Monday, November 01, 2010

OTP adoption from India to the US?

One Time Password (OTP) is a password that is valid for only one login session. It is a popular authentication mechanism in India. It is essentially in use with Banking and Stock Broking Apps to do a two-factor authentication. SMSes on your registered mobile phone is been predominantly used as a medium to accomplish this second factor of authentication.

Recently, Facebook announced to users that they now have the option of texting "otp" to 32665 from any U.S. mobile phone to receive an OTP via SMS that is good for 20 minutes of log-in time to their Facebook account.

Nice to see Facebook working on the security front for once rather than endless feature updates. It has had its fair share of security woes so it’s nice to see they are doing something which I think may be genuinely useful for it’s burgeoning user base.

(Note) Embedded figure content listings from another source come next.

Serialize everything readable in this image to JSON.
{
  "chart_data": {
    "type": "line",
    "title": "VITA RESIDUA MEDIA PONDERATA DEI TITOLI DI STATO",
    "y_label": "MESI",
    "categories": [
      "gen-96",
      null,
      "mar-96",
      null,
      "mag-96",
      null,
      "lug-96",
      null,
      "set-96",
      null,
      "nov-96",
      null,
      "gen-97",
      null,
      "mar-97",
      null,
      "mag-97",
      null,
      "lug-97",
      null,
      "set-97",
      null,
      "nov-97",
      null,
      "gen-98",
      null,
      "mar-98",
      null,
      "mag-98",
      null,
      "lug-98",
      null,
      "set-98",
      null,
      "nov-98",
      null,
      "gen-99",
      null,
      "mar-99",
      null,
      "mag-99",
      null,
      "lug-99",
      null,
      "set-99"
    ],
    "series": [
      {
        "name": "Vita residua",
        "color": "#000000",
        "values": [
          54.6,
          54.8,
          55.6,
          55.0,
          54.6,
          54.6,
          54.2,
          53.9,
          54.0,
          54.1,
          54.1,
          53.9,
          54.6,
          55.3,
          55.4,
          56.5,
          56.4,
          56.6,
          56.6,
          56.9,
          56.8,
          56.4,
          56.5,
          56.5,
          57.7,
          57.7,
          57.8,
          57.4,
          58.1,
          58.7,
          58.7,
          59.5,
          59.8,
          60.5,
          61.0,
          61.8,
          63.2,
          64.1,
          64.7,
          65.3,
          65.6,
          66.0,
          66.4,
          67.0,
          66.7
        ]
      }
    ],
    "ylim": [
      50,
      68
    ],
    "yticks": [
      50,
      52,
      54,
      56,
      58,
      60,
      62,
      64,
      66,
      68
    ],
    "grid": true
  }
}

In India, a lot of banks use a similar way called Transaction Authorization Code. A OTP when you want to carry out a transaction which involves moving money out from your account (bill payment, fund transfers etc).

This method can provide security but it will not eliminate hackers from getting access to Facebook account. Using non secured network without encryption and other security measures will get the situation back to square one.

It would be also nice if you had security like GMail account security feature, which provides the information if there is a connection opened on my account from another location and monitor all latest ip’s logged into the session.